Boris Johnson’s been busy lately. Closing down fire stations in London and campaigning to build a dirty big island in the Thames Estuary on which he can plonk yet another airport for London. This public school Tory boy stalking horse of the Party’s visceral vicious right wing has suggested that most people in Britain have a low level IQ and in this he may be right, after all a majority of Londoners voted him mayor, but his striking up a pose of serious intelligence is quite frankly ludicrous as are most of his seeming strengths. I use the word ‘seeming’ because that is how they appear when set against the intelligence and capabilities of so many of his opponents. The man quite frankly is borderline dense but when set against the acumen of his opponents and critics he comes out sounding like Einstein. The question is how does he manage it? Well as I’ve suggested it’s undoubtedly the inferior qualities of others that magnifies his own, but more important perhaps is the pose he strikes up, invariably confronting challenge and criticism with a superb public school air of insouciant bluster that makes people think he simply must know what he’s talking about or else he’d be full of bullshit and he can’t be that, can he. After all he’s an ex-Eton public schoolboy and seems to know all the top Tories!

It’s those winking little piggy eyes of his and that genuine air of leery insouciance! Mix it all in with his well calculated bluster and you have the kind of comic book character that the British lower classes love and find sympathetic. He has all the air of a wayward bumbling blimp and to anyone seriously intelligent brings a refreshing touch of a wilfully anarchic idiocy onto the British political stage. Set this against the dour unfunny charm of Muslim fundamentalist friendly Ken Livingstone and he’ll come out smelling of roses time after time. He’s a British political jackanapes who understands his electorate with a well-manicured charm. Meanwhile he’s managing a city that’s been fast turning into an immigrant rat hole of countless East European illegals soon to be joined by numberless more. Under his command London has been turned into a duality of jack the lad financial rascals in the City and Dockland and a great sea of on the make begging, importuning, petty theft and East European gang controlled cheap labour day to day employment in a wide variety of unregulated off the books employment from the West End to Hammersmith and beyond. It’s a nasty little place with theatres and museums lodged at its center, cheek and jowl with islands of immense property wealth at Mayfair, Kensington and Chelsea. And right at its heart is the well-guarded holy of holies, Buckingham Palace.
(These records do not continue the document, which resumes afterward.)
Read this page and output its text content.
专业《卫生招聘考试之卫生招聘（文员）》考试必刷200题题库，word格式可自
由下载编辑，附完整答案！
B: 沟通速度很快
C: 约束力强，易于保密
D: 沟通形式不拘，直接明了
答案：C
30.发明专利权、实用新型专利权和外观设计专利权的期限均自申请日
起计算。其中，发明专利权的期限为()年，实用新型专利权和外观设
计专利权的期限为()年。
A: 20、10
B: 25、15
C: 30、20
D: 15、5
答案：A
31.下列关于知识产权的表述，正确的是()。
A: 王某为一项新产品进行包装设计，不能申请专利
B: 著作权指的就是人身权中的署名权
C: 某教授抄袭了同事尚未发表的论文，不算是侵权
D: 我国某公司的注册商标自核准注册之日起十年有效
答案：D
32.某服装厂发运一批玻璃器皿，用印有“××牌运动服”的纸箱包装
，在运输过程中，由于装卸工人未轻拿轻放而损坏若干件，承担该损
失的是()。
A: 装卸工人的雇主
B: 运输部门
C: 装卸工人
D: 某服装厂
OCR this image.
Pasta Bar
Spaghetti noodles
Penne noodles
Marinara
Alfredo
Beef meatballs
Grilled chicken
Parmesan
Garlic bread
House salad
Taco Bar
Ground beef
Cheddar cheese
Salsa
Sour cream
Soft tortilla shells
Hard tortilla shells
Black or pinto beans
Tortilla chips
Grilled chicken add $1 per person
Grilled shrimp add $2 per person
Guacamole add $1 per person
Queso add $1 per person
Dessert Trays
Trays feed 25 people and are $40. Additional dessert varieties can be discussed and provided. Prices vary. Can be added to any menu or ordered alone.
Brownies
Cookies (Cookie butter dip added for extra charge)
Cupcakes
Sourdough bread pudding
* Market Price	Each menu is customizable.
These islands of wealth are already seeing charming incursions of Romanian beggars, mainly Roma women with dirty babies, doorstep sleepers and con artists against all of whom the powers of the police seem quite inadequate, instead being used against student demonstrators protesting against Tory welfare cuts, young people for whom Boris Johnson has entirely no sympathy! If the police are short of manpower as they claim the trick is to help recruit this whole army of East European illegals into the police and make them respectable! Then they can help guard all the palaces and officially patrol Kensington and Chelsea instead  of urinating in the doorways of all the rich émigré Russians! Make that your major achievement and your return to Westminster with a top job in David Cameron’s Government will be assured, namely as Minister for Pompous Insouciant Leery Bluster and Bullshit.